Domestic abuse and women’s aid. We can help.
Domestic abuse is when a partner or ex-partner makes you feel scared or frightened. You might be hurt physically, sexually or emotionally. It often gets worse over time. Although it can impact on anyone, it is most commonly experienced by women.
Women’s Aid provides information and support for women, children and young people with experience of domestic abuse. You can contact us by phone or email. We will support you, listen to you and believe you. We are independent from social work, housing and the police.
Any woman, child or young person can contact Women’s Aid. We support women from all over the world who live in Scotland. We will not tell your friends, family or community you have contacted us or what you have said.
We will help you whether or not you want to stay with your partner and whether or not you want to stay in a refuge. If you are worried about your immigration status, we can help.
If you don’t feel safe in a relationship, or the behaviour of an ex-partner is frightening you, here are some things that you might want to think about.
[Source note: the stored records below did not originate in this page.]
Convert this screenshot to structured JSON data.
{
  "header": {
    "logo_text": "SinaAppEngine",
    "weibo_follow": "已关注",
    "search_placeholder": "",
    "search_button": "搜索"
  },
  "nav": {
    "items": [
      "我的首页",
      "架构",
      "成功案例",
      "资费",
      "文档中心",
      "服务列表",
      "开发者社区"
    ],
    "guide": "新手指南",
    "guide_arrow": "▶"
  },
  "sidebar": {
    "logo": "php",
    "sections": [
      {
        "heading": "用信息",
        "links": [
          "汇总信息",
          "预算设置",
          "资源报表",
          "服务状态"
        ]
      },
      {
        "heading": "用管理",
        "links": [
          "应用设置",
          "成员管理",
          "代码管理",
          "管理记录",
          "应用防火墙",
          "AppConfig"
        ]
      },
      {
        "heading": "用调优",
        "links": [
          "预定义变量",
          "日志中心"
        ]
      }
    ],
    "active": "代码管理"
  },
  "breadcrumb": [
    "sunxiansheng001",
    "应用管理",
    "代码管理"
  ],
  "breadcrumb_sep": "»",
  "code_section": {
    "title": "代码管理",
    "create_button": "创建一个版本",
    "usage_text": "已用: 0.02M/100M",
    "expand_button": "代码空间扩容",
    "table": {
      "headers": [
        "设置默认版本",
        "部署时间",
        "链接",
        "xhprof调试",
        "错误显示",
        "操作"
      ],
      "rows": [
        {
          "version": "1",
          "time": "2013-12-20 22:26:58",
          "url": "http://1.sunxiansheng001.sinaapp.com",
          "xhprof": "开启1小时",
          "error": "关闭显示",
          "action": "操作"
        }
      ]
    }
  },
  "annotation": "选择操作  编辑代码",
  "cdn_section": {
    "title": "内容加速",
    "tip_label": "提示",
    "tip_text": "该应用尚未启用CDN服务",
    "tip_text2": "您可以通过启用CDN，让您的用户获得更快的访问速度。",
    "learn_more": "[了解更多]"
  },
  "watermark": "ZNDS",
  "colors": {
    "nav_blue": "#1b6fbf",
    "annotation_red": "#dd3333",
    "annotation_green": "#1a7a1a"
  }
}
- If you want to speak to Women’s Aid or find out more, try to use phones or computers in a public place, like your local library. Home computers will store your web history, even if you have cleared it.
- If it’s possible and safe, think about letting a colleague, friend or family member you trust know what’s happening; they can check in with you to make sure you’re safe. Think about how they will do this, using a safe phone number or message.
- If you can, think about how you would let people know that you need help quickly, like an emergency word, hand movement or another kind of message.
- If you are able to, try to memorise the numbers of services or friends who can help. Don’t hesitate to call the police on 999 if you need help.
- If you’ve been hurt or injured, seek medical attention. Doctors and other health professionals may be able to help you. If you’re not registered with a GP, go to a hospital. They have a duty of care to see you, no matter what your immigration or financial status is.
- If you can, think of somewhere safe to keep a small amount of money for a taxi fare or a phone call.
- If you have children, teach them how to dial 999 in an emergency.
- If you have access to your birth certificate, national insurance number, passport/nationality ID cards, immigration documents, housing documents and bank account information for yourself and your children, try and take these with you or get copies before leaving if it is safe to do so.
- If you’re thinking of leaving, having these important documents in a safe place or with a trusted friend can be helpful.